Our most recent book is titled Divided We Stand: The 2020 Elections and American Politics. Among other things, it discusses the politics of economic policy and crime. On these issues, Biden does not have messaging problems. He has reality problems.
On Oct. 16, the FBI released data for 2022 that showed a small drop in the nation’s violent crime rate, including homicide. That’s good news.
Unfortunately, the government’s other crime measurement system — the National Crime Victimization Survey (NCVS) — tells a disturbingly different story. Its findings, released in September, show that violent crime victimization rose — by a lot.
One reason might be that fewer violent crimes were reported to the police in 2022 than in 2021. We don’t know why this might have been, but increasing police response times stemming from depleted officer ranks might have made some residents less inclined to file reports. Declining trust in or increasing fear of the police might have played a role as well.
Other reasons for the discrepancy might result from the different populations covered by the two data sources. As a household-based survey, the NCVS does not include people who are homeless or those in institutions such as prisons, jails and nursing homes. It also excludes crimes of violence against those younger than 12. If people included in the survey experienced changes in violence that differ from the changes experienced by those excluded from the survey, that could help account for the different violence rates.
Sixty-three percent of Americans describe the crime problem in the U.S. as either extremely or very serious, up from 54% when last measured in 2021 and the highest in Gallup’s trend. The prior high of 60% was recorded in the initial 2000 reading, as well as in 2010 and 2016.

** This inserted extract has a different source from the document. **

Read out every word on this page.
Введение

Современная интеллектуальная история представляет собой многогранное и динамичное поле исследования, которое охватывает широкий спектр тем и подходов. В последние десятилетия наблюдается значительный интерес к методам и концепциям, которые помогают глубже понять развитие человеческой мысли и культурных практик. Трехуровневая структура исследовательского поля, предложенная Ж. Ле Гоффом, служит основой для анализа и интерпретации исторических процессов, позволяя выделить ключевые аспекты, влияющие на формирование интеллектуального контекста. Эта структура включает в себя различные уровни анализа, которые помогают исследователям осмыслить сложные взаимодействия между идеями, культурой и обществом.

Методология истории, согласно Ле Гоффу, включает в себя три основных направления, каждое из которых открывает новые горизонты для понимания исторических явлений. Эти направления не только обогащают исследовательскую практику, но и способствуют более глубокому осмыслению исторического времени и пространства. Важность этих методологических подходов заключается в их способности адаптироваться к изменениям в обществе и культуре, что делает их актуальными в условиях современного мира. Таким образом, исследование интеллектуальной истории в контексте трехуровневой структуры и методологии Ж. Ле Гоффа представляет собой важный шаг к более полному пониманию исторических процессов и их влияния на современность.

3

Meanwhile, far fewer, 17%, say the crime problem in their local area is extremely or very serious, but this is also up from 2021 and the highest in the trend by one point over 2014’s 16%
More than three-quarters of Americans, 77%, believe there is more crime in the U.S. than a year ago, and a majority, 55%, say the same about crime in their local area.
Both figures are similar to what Gallup measured last year and rank among the most pessimistic readings in the respective trends. Gallup has asked Americans about the direction of local crime since 1972 and national crime since 1989. The high point in perceptions of increased local crime is the 56% registered last year, while the record high for national crime is 89% in 1992. Ratings of increased local crime were about as high as the current ratings in 1981 (54%) and 1992 (54%).
Forty percent of Americans, the most in three decades, say they would be afraid to walk alone at night within a mile of their home. This indicator of crime fears last reached this level in 1993, when, during one of the worst crime waves in U.S. history, 43% said they would be afraid. Between that year and 2021, an average of 35% of adults have feared for their safety within a mile of home, with the annual results ranging between 29% and 39%.